Archive for the ‘Estate Planning’ Category

California Probate: Value of Assets

Tuesday, October 9th, 2012

What is the value of your estate?  Most people consider an estate, millions of dollars or the large home only celebrities can afford.  In reality, people with fairly modest homes and money in the bank have an “estate’ large enough to cause their assets to be susceptible to the rules of Probate Court.   In California a new law was passed in 2012 providing a new minimum value of assets to warrant formal Probate.  The law changed the minimum value of $100,000 to $150,000.   This means that if the total value of your assets is less than $150,000 your estate does not need to go through formal Probate involving the Court.  Instead, assets can be transferred informally by creating an Affidavit.  However, if your assets are valued at $150,000 or greater, a formal Probate may be required to transfer assets upon death.

Let’s say Mom and Dad, own their home with a mortgage amount of $250,000 but if the home was sold, it would be valued at $350,000.  Some may think that the total asset is valued at $100,000.  For purposes of Probate, we use the fair market value or $350,000 in our example.   Assuming Mom and Dad were to die in an accident without an estate plan, the home valued at $350,000 would cause a formal Probate since it exceeds the $150,000 rule.  The ordinary fees allowed to the attorney and personal representative handling the Probate for a single home valued at $350,000 would be $10,000.  Extraordinary fees and other costs may apply in order to finalize the Probate.

Let’s assume that Mom and Dad also had the following additional assets:  $5,000 in a checking account, $50,000 in savings, $100,000 held in a Certificate of Deposit and 2 cars valued at $30,000.  With these additional assets the total estate would be valued at $535,000.  The ordinary fees to the attorney and personal representative handling the Probate are now $13,700.  Extraordinary fees and other costs may apply in order to finalize the Probate.

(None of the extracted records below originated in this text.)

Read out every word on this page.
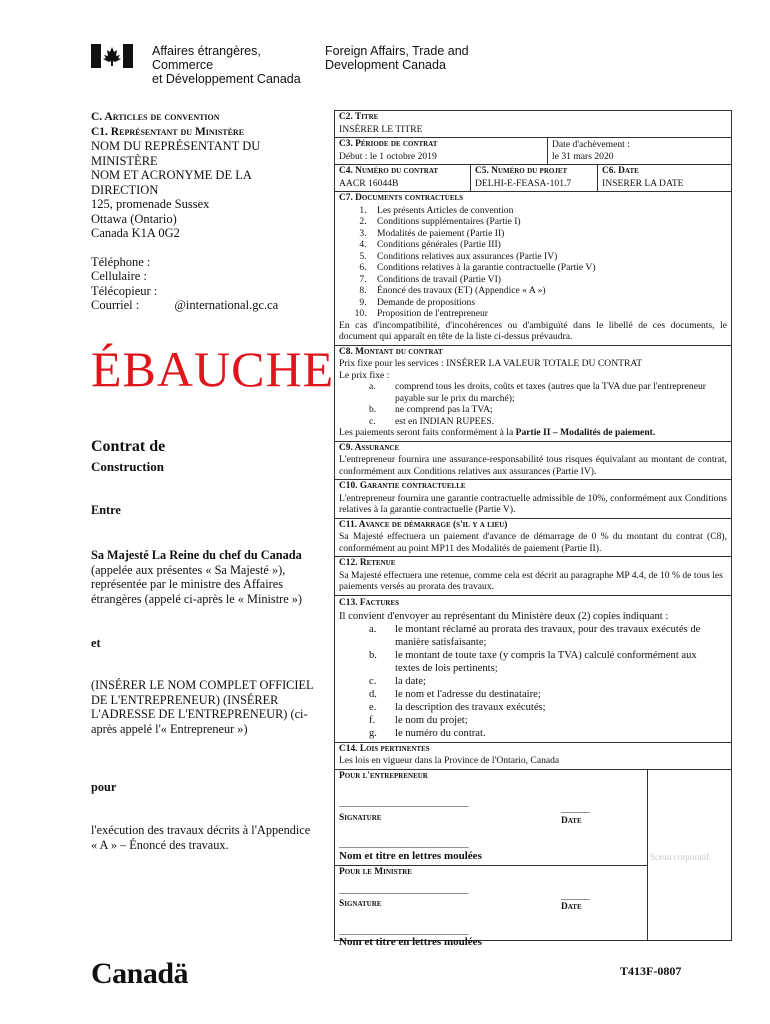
Affaires étrangères, Commerce
et Développement Canada
Foreign Affairs, Trade and
Development Canada
C. Articles de convention
C1. Représentant du Ministère
NOM DU REPRÉSENTANT DU MINISTÈRE
NOM ET ACRONYME DE LA DIRECTION
125, promenade Sussex
Ottawa (Ontario)
Canada K1A 0G2
Téléphone :
Cellulaire :
Télécopieur :
Courriel :	@international.gc.ca
ÉBAUCHE
Contrat de
Construction
Entre
Sa Majesté La Reine du chef du Canada
(appelée aux présentes « Sa Majesté »), représentée par le ministre des Affaires étrangères (appelé ci-après le « Ministre »)
et
(INSÉRER LE NOM COMPLET OFFICIEL DE L'ENTREPRENEUR) (INSÉRER L'ADRESSE DE L'ENTREPRENEUR) (ci-après appelé l'« Entrepreneur »)
pour
l'exécution des travaux décrits à l'Appendice « A » – Énoncé des travaux.
C2. Titre
INSÉRER LE TITRE
C3. Période de contrat
Début : le 1 octobre 2019
Date d'achèvement :
le 31 mars 2020
C4. Numéro du contrat
AACR 16044B
C5. Numéro du projet
DELHI-E-FEASA-101.7
C6. Date
INSERER LA DATE
C7. Documents contractuels
1. Les présents Articles de convention
2. Conditions supplémentaires (Partie I)
3. Modalités de paiement (Partie II)
4. Conditions générales (Partie III)
5. Conditions relatives aux assurances (Partie IV)
6. Conditions relatives à la garantie contractuelle (Partie V)
7. Conditions de travail (Partie VI)
8. Énoncé des travaux (ET) (Appendice « A »)
9. Demande de propositions
10. Proposition de l'entrepreneur
En cas d'incompatibilité, d'incohérences ou d'ambiguïté dans le libellé de ces documents, le document qui apparaît en tête de la liste ci-dessus prévaudra.
C8. Montant du contrat
Prix fixe pour les services : INSÉRER LA VALEUR TOTALE DU CONTRAT
Le prix fixe :
a.	comprend tous les droits, coûts et taxes (autres que la TVA due par l'entrepreneur payable sur le prix du marché);
b.	ne comprend pas la TVA;
c.	est en INDIAN RUPEES.
Les paiements seront faits conformément à la Partie II – Modalités de paiement.
C9. Assurance
L'entrepreneur fournira une assurance-responsabilité tous risques équivalant au montant de contrat, conformément aux Conditions relatives aux assurances (Partie IV).
C10. Garantie contractuelle
L'entrepreneur fournira une garantie contractuelle admissible de 10%, conformément aux Conditions relatives à la garantie contractuelle (Partie V).
C11. Avance de démarrage (s'il y a lieu)
Sa Majesté effectuera un paiement d'avance de démarrage de 0 % du montant du contrat (C8), conformément au point MP11 des Modalités de paiement (Partie II).
C12. Retenue
Sa Majesté effectuera une retenue, comme cela est décrit au paragraphe MP 4.4, de 10 % de tous les paiements versés au prorata des travaux.
C13. Factures
Il convient d'envoyer au représentant du Ministère deux (2) copies indiquant :
a.	le montant réclamé au prorata des travaux, pour des travaux exécutés de manière satisfaisante;
b.	le montant de toute taxe (y compris la TVA) calculé conformément aux textes de lois pertinents;
c.	la date;
d.	le nom et l'adresse du destinataire;
e.	la description des travaux exécutés;
f.	le nom du projet;
g.	le numéro du contrat.
C14. Lois pertinentes
Les lois en vigueur dans la Province de l'Ontario, Canada
Pour l'entrepreneur
___________________________
Signature
______
Date
___________________________
Nom et titre en lettres moulées
Pour le Ministre
___________________________
Signature
______
Date
___________________________
Nom et titre en lettres moulées
Sceau corporatif
Canadä	T413F-0807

Whether your estate is valued at $150,000 to $10 million dollars, a  properly drafted estate plan can avoid formal Probate allowing peace of mind knowing a plan is in place should a tragedy occur.

Do-it-yourself Estate Planning

Tuesday, January 25th, 2011

Several clients have had do-it-yourself estate plans which included trusts that were intended to avoid probate.  Inevitably, each one has failed to accomplish this goal and has landed the family in the middle of probate court.  The problem with the do-it-yourself estate plan is that the formalities of creating the plan are not followed.  Most people are lured by the inexpensive software or package deal that is sold to hundreds of people with the false sense of security that the mere document is all that is needed.  Unfortunately, these people have wasted their money on a product that doesn’t accomplish their goals and end up having to pay for attorney fees and costs in probate.

Although executing an estate plan provides you with an orderly disposition of your estate, you will not avoid probate (assuming assets over $100,000) unless and until the trust obtains legal title to your property. This procedure is called “funding” the trust and requires transferring title to you as trustee. Title to assets you acquire in the future should also be put in the trust’s name.  If you take title to property in your own name at any time without subjecting it to the trust, the trust will not affect that property and may still be subject to probate even if you have a living trust.  During the initial creation of your estate plan, we will help you “fund” your living trust at no additional cost.

By having a well-drafted estate plan in place, you can feel confident that your estate will be distributed the way that you intended, minimizing estate taxes and saving your family the headache and heartache of going through a lengthy probate process.